Somewhere out here, however, was the Black Puma Mountains in which the lawmen had been murdered. Longarm just hoped Big Frank and Ranger Sanders’s map wasn’t a shovelful of bullshit. As he and Haven rode throughout that first day from Broken Jaw, all the ranges to the southwest appeared to be colored different shades of black or gray.

And none of them as far as he could tell looked anything like a puma.

Or, maybe if you stared at them long enough, they all did…

As what had become the norm for them, he and Haven did not speak much as they rode. They were each bound in testy silence.

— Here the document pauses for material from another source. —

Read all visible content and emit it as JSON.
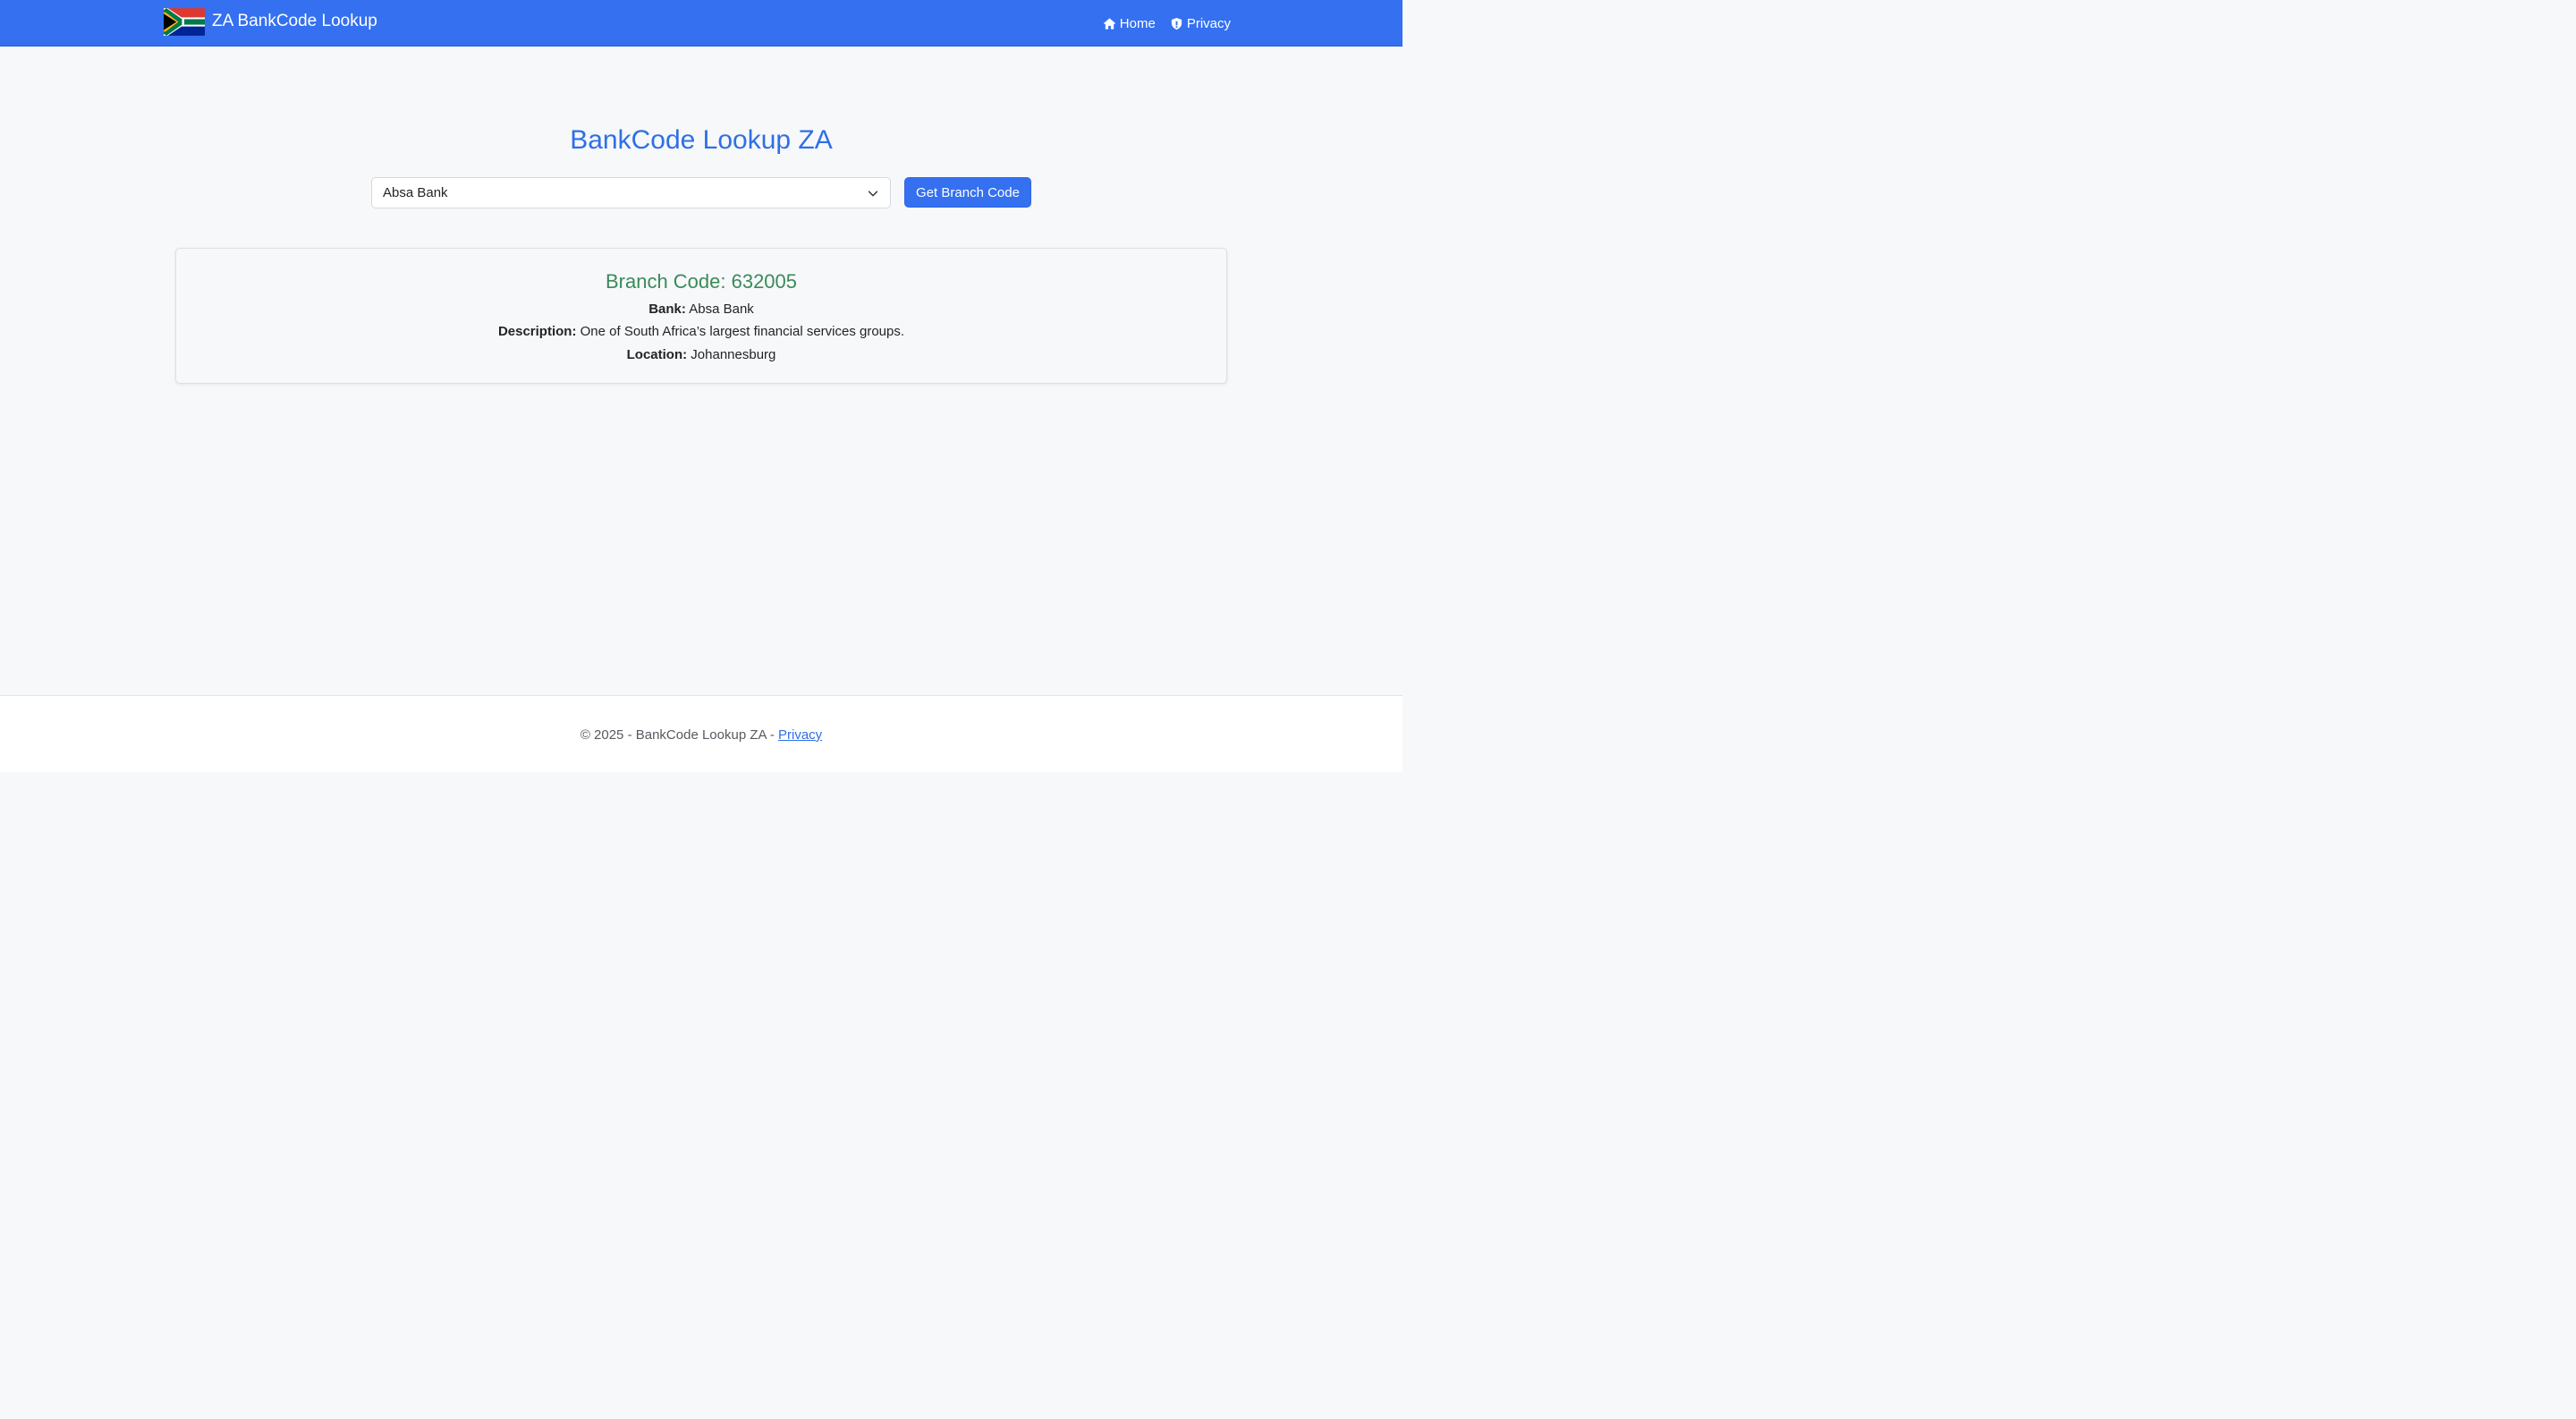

Only after they stopped for the night, when the sun was a red ball impaled by a high, arrow-shaped western peak, did Longarm say, “Not much grub. You gather firewood, and I’ll scout around, see if I can’t scare up a jackrabbit, maybe a javelina.”

“Hold on.”

“Huh?”

She’d just finished tending her horse and hobbling it so it couldn’t wander far from the canyon they’d stopped in. Now she swept a flap of her duster back behind the handle of her right LeMat, and strode off through the brush. She walked soundlessly, Longarm noticed. No easy trick if you weren’t Apache.

He scowled after her. Finally, deciding she’d merely drifted off to tend nature, he formed rocks into a fire ring and gathered some mesquite branches, piling them all next to the ring. Dry mesquite burned quickly, so he’d wait and build the fire after he had something beside Arbuckles to cook.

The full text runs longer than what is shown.